Un altro fatto negativo è la crisi della identità cristiana, che ha condotto, per un malinteso complesso di inferiorità, non poche associazioni ecclesiali a non avere più, di cattolico, se non il nome; a rifiutare il magistero della comunità ecclesiale; a porsi al servizio delle forze anticristiane; a gettare nel bidone una ricca tradizione di teologia e di filosofia, di costume e di liturgia, non già per "aggiornarla", ma per trasformarla in una retrograda parassitaria di quella tradizione non cristiana che lo stesso pensiero laicista da tempo considera, almeno in parte, superata e non più utilizzabile.
Il pericolo costante del cattolicesimo è il ritardo culturale, al quale si può rimediare solo con la riconquista di quella identità cristiana, che costituisce l'unum necessarium per la fondazione di un progetto educativo nuovo e alternativo. La riconquista dell'identità non cela alcun progetto di esclusione o di settarismo; intende solo non mimetizzare il cristiano, non camuffarlo, perché possa parlare il linguaggio chiaro del Vangelo, in una totale disponibilità per l'altro, ma alla luce della Verità rivelata e custodita da quella tradizione che è Chiesa.

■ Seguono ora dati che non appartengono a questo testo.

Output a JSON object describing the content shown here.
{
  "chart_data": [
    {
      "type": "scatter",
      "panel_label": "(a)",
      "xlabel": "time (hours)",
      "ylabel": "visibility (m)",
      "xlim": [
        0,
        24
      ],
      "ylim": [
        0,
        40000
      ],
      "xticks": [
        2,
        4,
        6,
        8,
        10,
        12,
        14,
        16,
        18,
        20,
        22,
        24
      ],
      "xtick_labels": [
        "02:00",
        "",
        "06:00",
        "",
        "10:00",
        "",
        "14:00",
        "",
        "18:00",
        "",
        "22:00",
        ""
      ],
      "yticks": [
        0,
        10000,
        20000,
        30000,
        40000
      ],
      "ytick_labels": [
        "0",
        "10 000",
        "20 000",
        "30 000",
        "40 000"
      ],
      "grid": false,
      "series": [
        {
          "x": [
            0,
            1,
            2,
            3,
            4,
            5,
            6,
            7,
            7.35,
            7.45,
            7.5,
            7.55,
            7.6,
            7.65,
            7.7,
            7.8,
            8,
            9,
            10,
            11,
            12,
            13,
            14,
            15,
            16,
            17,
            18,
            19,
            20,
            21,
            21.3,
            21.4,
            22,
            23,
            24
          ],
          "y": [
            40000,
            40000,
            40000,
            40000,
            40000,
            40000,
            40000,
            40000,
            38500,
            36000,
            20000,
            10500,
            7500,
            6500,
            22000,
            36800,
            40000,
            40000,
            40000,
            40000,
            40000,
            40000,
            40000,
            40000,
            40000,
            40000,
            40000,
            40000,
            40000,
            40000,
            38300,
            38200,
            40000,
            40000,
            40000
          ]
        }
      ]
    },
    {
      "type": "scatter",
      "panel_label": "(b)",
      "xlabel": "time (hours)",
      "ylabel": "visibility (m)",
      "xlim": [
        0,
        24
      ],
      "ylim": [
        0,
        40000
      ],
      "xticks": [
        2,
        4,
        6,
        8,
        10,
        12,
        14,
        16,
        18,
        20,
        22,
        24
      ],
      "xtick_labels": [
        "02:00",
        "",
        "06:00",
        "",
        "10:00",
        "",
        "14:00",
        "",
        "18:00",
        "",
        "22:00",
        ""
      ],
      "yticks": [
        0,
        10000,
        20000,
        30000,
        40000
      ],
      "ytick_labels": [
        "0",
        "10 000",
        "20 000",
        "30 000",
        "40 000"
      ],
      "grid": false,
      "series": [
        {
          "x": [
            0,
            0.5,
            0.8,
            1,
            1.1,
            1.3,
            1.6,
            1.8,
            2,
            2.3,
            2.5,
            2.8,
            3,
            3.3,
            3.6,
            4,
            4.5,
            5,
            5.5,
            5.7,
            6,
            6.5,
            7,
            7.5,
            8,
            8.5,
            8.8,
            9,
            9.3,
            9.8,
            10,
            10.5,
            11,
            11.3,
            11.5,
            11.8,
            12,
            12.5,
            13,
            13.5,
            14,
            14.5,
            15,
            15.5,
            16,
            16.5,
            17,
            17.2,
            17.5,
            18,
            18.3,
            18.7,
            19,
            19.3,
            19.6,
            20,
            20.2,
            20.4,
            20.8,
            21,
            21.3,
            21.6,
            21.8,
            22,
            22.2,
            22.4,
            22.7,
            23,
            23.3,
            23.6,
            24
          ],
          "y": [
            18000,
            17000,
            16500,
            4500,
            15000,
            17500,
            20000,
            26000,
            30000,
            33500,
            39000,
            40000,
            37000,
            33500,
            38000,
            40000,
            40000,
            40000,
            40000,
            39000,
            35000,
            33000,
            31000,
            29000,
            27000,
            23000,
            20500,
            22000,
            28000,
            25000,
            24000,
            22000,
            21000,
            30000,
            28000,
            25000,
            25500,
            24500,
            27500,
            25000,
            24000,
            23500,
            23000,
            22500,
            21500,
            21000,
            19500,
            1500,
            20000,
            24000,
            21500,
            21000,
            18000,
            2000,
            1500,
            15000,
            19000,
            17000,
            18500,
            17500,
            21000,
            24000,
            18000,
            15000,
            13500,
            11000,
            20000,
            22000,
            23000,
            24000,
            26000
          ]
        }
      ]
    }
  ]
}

Il cristiano non si deve lasciare intimorire dalla trappola ricattatrice del pensiero laicista, che accusa di integralismo chiunque voglia essere cristiano senza aggettivi. A questa accusa il cristiano può con serenità rispondere: se integralismo significa fanatismo e clericalismo, certo non lo sono, anche se so dove andarlo a cercare; ma se integralismo significa coerenza e decisione, rifiuto di compromessi, allora il mio integralismo coincide con il mio cristianesimo. Tradizione è innovazione.

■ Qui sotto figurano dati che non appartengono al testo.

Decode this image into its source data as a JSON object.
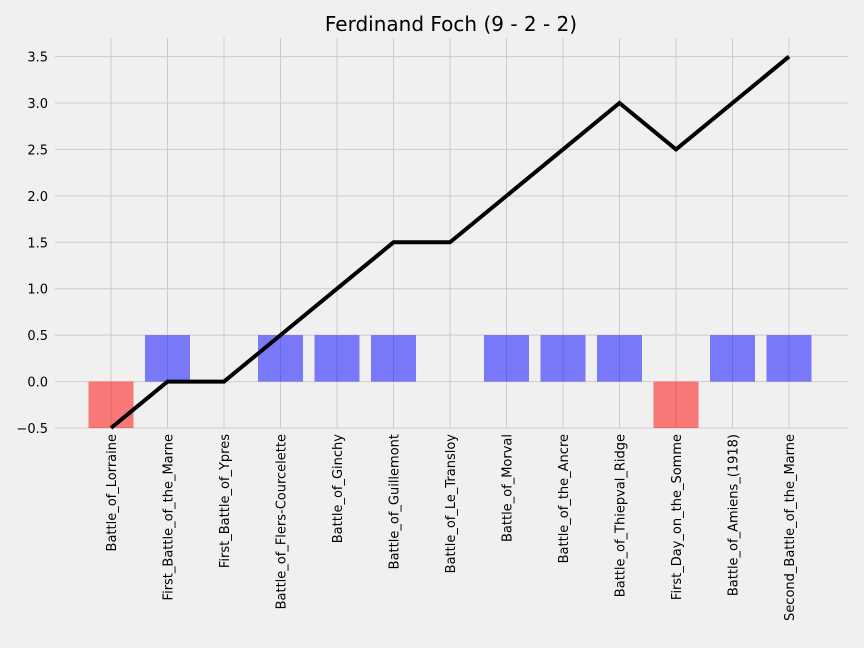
{
  "chart_data": {
    "type": "bar",
    "title": "Ferdinand Foch (9 - 2 - 2)",
    "xlabel": "",
    "ylabel": "",
    "ylim": [
      -0.5,
      3.7
    ],
    "yticks": [
      "−0.5",
      "0.0",
      "0.5",
      "1.0",
      "1.5",
      "2.0",
      "2.5",
      "3.0",
      "3.5"
    ],
    "ytick_values": [
      -0.5,
      0.0,
      0.5,
      1.0,
      1.5,
      2.0,
      2.5,
      3.0,
      3.5
    ],
    "grid": true,
    "categories": [
      "Battle_of_Lorraine",
      "First_Battle_of_the_Marne",
      "First_Battle_of_Ypres",
      "Battle_of_Flers-Courcelette",
      "Battle_of_Ginchy",
      "Battle_of_Guillemont",
      "Battle_of_Le_Transloy",
      "Battle_of_Morval",
      "Battle_of_the_Ancre",
      "Battle_of_Thiepval_Ridge",
      "First_Day_on_the_Somme",
      "Battle_of_Amiens_(1918)",
      "Second_Battle_of_the_Marne"
    ],
    "bars": [
      -0.5,
      0.5,
      0.0,
      0.5,
      0.5,
      0.5,
      0.0,
      0.5,
      0.5,
      0.5,
      -0.5,
      0.5,
      0.5
    ],
    "line": [
      -0.5,
      0.0,
      0.0,
      0.5,
      1.0,
      1.5,
      1.5,
      2.0,
      2.5,
      3.0,
      2.5,
      3.0,
      3.5
    ],
    "colors": {
      "positive": "#0000ff",
      "negative": "#ff0000",
      "line": "#000000",
      "background": "#f0f0f0",
      "grid": "#cbcbcb"
    }
  }
}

Ma la riconquista dell'identità non può restare un fatto privato e nascosto. Deve tradursi in una genuina comunione ecclesiale, dato che non v'è cristianesimo senza Chiesa. Il cristiano non si isola e non si emargina, ma si riconosce nel popolo di Dio, vede in ogni uomo il volto di Cristo, si accosta con disponibilità e servizio ai pastori, fratelli nella fede, e al papa, vicario di Cristo sulla terra. A chi lo accusa, allora, con un nuovo anche se logoro e scontato ricatto, di essere un conservatore, il cristiano risponde che ben poco v'è da conservare, oggi, in ciò che la società e la scuola sono diventate. Il progetto cristiano non è conservatore, ma innovatore sulla base della tradizione (= portare avanti) popolare.

Identità e comunione, infine, per svolgere un progetto di liberazione. Il cristiano non vuole una scuola accademica, né burocratica, né ideologica, ma una scuola che educhi integralmente la persona: una scuola di tutto l'uomo e di tutti gli uomini, capace di liberare dai limiti dell'egoismo, dalle necessità materiali, dall'ignoranza intellettuale, dal disordine morale — da tutto quanto ostacola la crescita della persona, il cui fine ultimo non è naturale o storico o mondano. Una scuola che liberi nell'uomo una dimensione più alta e profonda, alla luce di quella speranza cristiana, che non può essere confusa con nessuna attesa mondana.